All die zahlreichen Erwerbslosengruppen in unserem Lande machen zwar mühsame und erfolgreiche Arbeit. Aber diese Arbeit findet immer nur im Rahmen der menschen verachtenden und auf Sozialabbau bedachten Hartz-Gesetze statt. Und diese Gruppen fordern auch nur recht selten die Abschaffung dieser Gesetze. Ohne diese Forderung wird dieser Teil des Abbaus sozialer, menschlicher und grundgesetzlicher Rechte noch in Hartz V, Hartz VI ff. überführt werden.

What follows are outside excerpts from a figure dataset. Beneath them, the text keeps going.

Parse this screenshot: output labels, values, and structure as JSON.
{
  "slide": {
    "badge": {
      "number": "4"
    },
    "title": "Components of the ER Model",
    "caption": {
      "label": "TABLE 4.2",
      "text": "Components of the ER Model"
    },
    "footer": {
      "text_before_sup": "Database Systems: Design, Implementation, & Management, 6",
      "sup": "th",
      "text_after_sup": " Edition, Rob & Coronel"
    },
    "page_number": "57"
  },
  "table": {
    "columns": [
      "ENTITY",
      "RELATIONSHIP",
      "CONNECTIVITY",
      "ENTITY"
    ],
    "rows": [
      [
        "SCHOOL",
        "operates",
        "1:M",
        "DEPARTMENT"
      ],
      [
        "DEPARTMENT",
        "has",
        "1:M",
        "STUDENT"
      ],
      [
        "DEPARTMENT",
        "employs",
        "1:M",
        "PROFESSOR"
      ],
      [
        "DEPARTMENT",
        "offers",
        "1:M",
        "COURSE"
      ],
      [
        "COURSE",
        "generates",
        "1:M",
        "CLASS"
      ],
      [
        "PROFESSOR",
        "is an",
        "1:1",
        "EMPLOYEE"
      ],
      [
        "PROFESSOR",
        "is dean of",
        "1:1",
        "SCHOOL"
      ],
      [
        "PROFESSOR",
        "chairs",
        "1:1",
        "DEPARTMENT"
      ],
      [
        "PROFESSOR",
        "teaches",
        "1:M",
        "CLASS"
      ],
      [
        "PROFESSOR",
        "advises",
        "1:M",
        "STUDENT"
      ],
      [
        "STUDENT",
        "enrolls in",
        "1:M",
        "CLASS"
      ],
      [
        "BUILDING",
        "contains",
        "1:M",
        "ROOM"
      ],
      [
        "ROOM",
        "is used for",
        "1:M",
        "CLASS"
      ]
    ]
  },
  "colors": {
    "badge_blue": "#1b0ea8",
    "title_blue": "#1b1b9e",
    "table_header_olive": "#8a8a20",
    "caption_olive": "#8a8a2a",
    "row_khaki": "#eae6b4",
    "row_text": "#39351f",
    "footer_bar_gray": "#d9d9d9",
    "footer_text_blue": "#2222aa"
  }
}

Ich habe hier in meinem Gedankenbuch sehr viel dazu geschrieben - eigene Erfahrungen, eigene Gedanken und die Folgen für mich persönlich. Und ich muss gestehen, dass langsam und unaufhörlich die Zeit des Loslassens gekommen ist - auch wenn ich für mich tagtäglich weiterhin damit konfrontiert sein werde. In einigen Wochen werde ich 58, werde von meiner Arge glücklicherweise zufriedenstellend betreut und will sehen, dass ich meinen Lebensweg auch unter diesen Umständen mit viel Zuversicht, Lebensenergie, Glück, Gesundheit und persönlicher Zufriedenheit weiterhin gehen kann.

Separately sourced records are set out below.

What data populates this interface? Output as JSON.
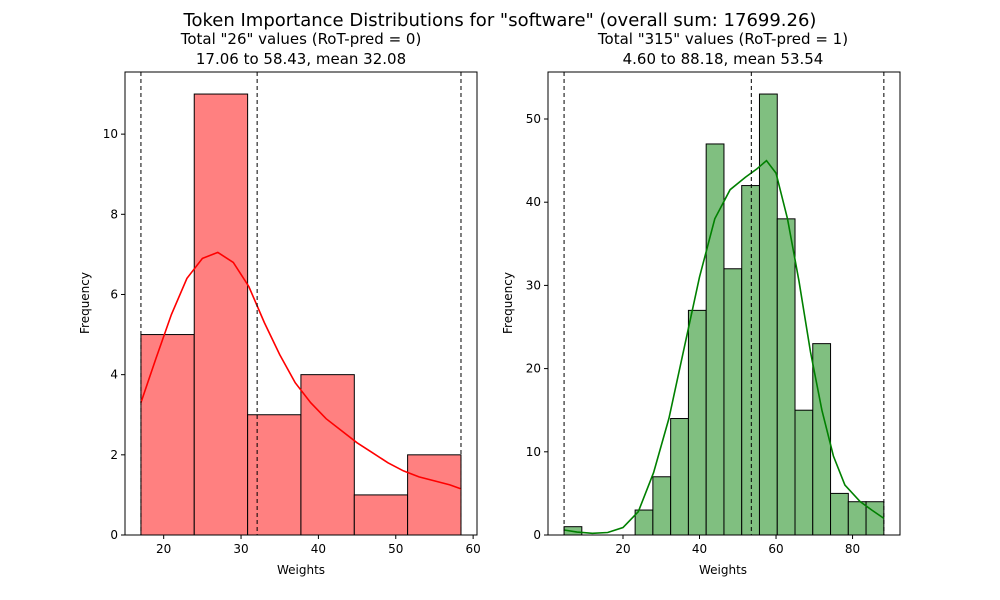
{
  "suptitle": "Token Importance Distributions for \"software\" (overall  sum: 17699.26)",
  "chart_data": [
    {
      "type": "histogram",
      "title_line1": "Total \"26\" values (RoT-pred = 0)",
      "title_line2": "17.06 to 58.43, mean 32.08",
      "xlabel": "Weights",
      "ylabel": "Frequency",
      "xlim": [
        15.0,
        60.5
      ],
      "ylim": [
        0,
        11.55
      ],
      "xticks": [
        20,
        30,
        40,
        50,
        60
      ],
      "yticks": [
        0,
        2,
        4,
        6,
        8,
        10
      ],
      "bar_color": "#ff8080",
      "kde_color": "#ff0000",
      "bins": [
        17.06,
        23.95,
        30.85,
        37.74,
        44.64,
        51.53,
        58.43
      ],
      "counts": [
        5,
        11,
        3,
        4,
        1,
        2
      ],
      "kde": [
        [
          17.06,
          3.3
        ],
        [
          19,
          4.4
        ],
        [
          21,
          5.5
        ],
        [
          23,
          6.4
        ],
        [
          25,
          6.9
        ],
        [
          27,
          7.05
        ],
        [
          29,
          6.8
        ],
        [
          31,
          6.2
        ],
        [
          33,
          5.3
        ],
        [
          35,
          4.5
        ],
        [
          37,
          3.8
        ],
        [
          39,
          3.3
        ],
        [
          41,
          2.9
        ],
        [
          43,
          2.6
        ],
        [
          45,
          2.3
        ],
        [
          47,
          2.05
        ],
        [
          49,
          1.8
        ],
        [
          51,
          1.6
        ],
        [
          53,
          1.45
        ],
        [
          55,
          1.35
        ],
        [
          57,
          1.25
        ],
        [
          58.43,
          1.15
        ]
      ],
      "vlines": [
        17.06,
        32.08,
        58.43
      ]
    },
    {
      "type": "histogram",
      "title_line1": "Total \"315\" values (RoT-pred = 1)",
      "title_line2": "4.60 to 88.18, mean 53.54",
      "xlabel": "Weights",
      "ylabel": "Frequency",
      "xlim": [
        0.4,
        92.4
      ],
      "ylim": [
        0,
        55.65
      ],
      "xticks": [
        20,
        40,
        60,
        80
      ],
      "yticks": [
        0,
        10,
        20,
        30,
        40,
        50
      ],
      "bar_color": "#80bf80",
      "kde_color": "#008000",
      "bins": [
        4.6,
        9.24,
        13.88,
        18.53,
        23.17,
        27.81,
        32.46,
        37.1,
        41.74,
        46.39,
        51.03,
        55.67,
        60.32,
        64.96,
        69.6,
        74.25,
        78.89,
        83.53,
        88.18
      ],
      "counts": [
        1,
        0,
        0,
        0,
        3,
        7,
        14,
        27,
        47,
        32,
        42,
        53,
        38,
        15,
        23,
        5,
        4,
        4
      ],
      "kde": [
        [
          4.6,
          0.6
        ],
        [
          8,
          0.35
        ],
        [
          12,
          0.2
        ],
        [
          16,
          0.3
        ],
        [
          20,
          0.9
        ],
        [
          24,
          2.8
        ],
        [
          28,
          7.5
        ],
        [
          32,
          14
        ],
        [
          36,
          22.5
        ],
        [
          40,
          31
        ],
        [
          44,
          38
        ],
        [
          48,
          41.5
        ],
        [
          52,
          43
        ],
        [
          55,
          44
        ],
        [
          57.5,
          45
        ],
        [
          60,
          43.5
        ],
        [
          63,
          38
        ],
        [
          66,
          30.5
        ],
        [
          69,
          22
        ],
        [
          72,
          15
        ],
        [
          75,
          9.5
        ],
        [
          78,
          6
        ],
        [
          82,
          4
        ],
        [
          85,
          3
        ],
        [
          88.18,
          2
        ]
      ],
      "vlines": [
        4.6,
        53.54,
        88.18
      ]
    }
  ]
}
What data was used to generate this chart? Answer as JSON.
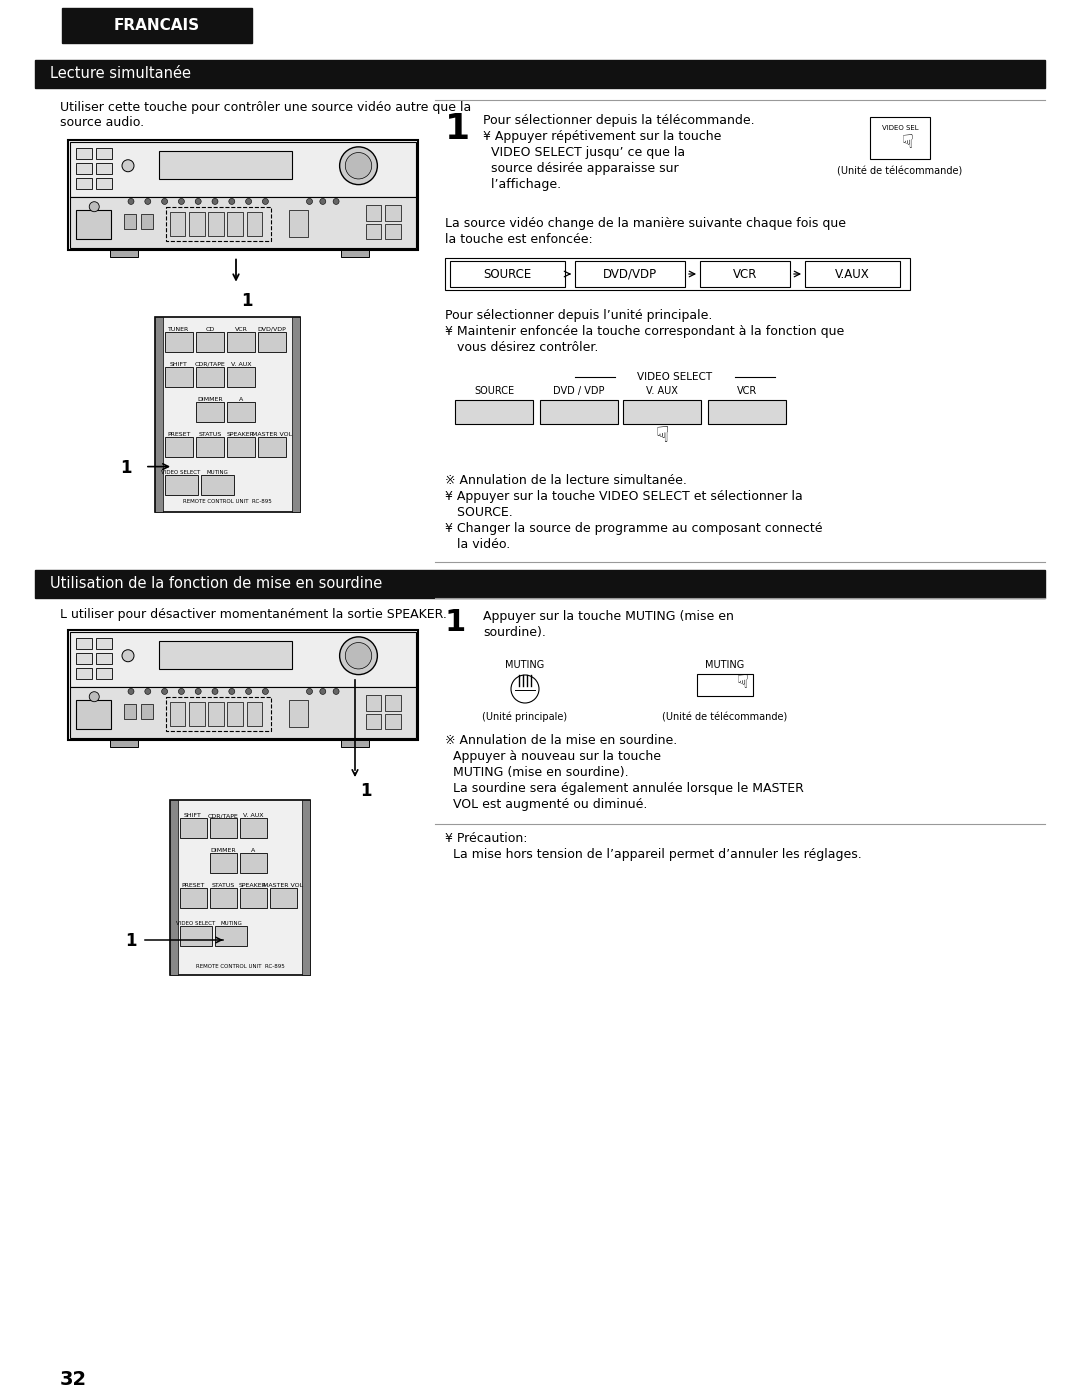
{
  "page_bg": "#ffffff",
  "header_bg": "#111111",
  "header_text": "FRANCAIS",
  "section1_title": "Lecture simultanée",
  "section2_title": "Utilisation de la fonction de mise en sourdine",
  "section1_desc1": "Utiliser cette touche pour contrôler une source vidéo autre que la",
  "section1_desc2": "source audio.",
  "section2_desc": "L utiliser pour désactiver momentanément la sortie SPEAKER.",
  "step1_s1_line1": "Pour sélectionner depuis la télécommande.",
  "step1_s1_line2": "¥ Appuyer répétivement sur la touche",
  "step1_s1_line3": "  VIDEO SELECT jusqu’ ce que la",
  "step1_s1_line4": "  source désirée apparaisse sur",
  "step1_s1_line5": "  l’affichage.",
  "unit_remote_caption": "(Unité de télécommande)",
  "src_change1": "La source vidéo change de la manière suivante chaque fois que",
  "src_change2": "la touche est enfoncée:",
  "src_labels": [
    "SOURCE",
    "DVD/VDP",
    "VCR",
    "V.AUX"
  ],
  "main_unit1": "Pour sélectionner depuis l’unité principale.",
  "main_unit2": "¥ Maintenir enfoncée la touche correspondant à la fonction que",
  "main_unit3": "   vous désirez contrôler.",
  "vs_label": "VIDEO SELECT",
  "vs_src_labels": [
    "SOURCE",
    "DVD / VDP",
    "V. AUX",
    "VCR"
  ],
  "ann1": "※ Annulation de la lecture simultanée.",
  "ann2": "¥ Appuyer sur la touche VIDEO SELECT et sélectionner la",
  "ann3": "   SOURCE.",
  "ann4": "¥ Changer la source de programme au composant connecté",
  "ann5": "   la vidéo.",
  "s2_step1_line1": "Appuyer sur la touche MUTING (mise en",
  "s2_step1_line2": "sourdine).",
  "muting_label": "MUTING",
  "unit_principale_caption": "(Unité principale)",
  "s2_ann1": "※ Annulation de la mise en sourdine.",
  "s2_ann2": "  Appuyer à nouveau sur la touche",
  "s2_ann3": "  MUTING (mise en sourdine).",
  "s2_ann4": "  La sourdine sera également annulée lorsque le MASTER",
  "s2_ann5": "  VOL est augmenté ou diminué.",
  "s2_caution1": "¥ Précaution:",
  "s2_caution2": "  La mise hors tension de l’appareil permet d’annuler les réglages.",
  "remote_label": "REMOTE CONTROL UNIT  RC-895",
  "page_number": "32"
}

Für die Rechte der Arbeitslosen will ich mich (zumindest an dieser Stelle) nicht mehr einsetzen. Das sollen die Gewerkschaften ("Die Hoffnung stirbt zuletzt."), die zahlreichen nicht vernetzten Erwerbsloseninitiativen und auch die Arbeitslosen selbst tun - ich für meinen Teil ziehe mich ins "Privatleben" und mein unmittelbares Umfeld zurück.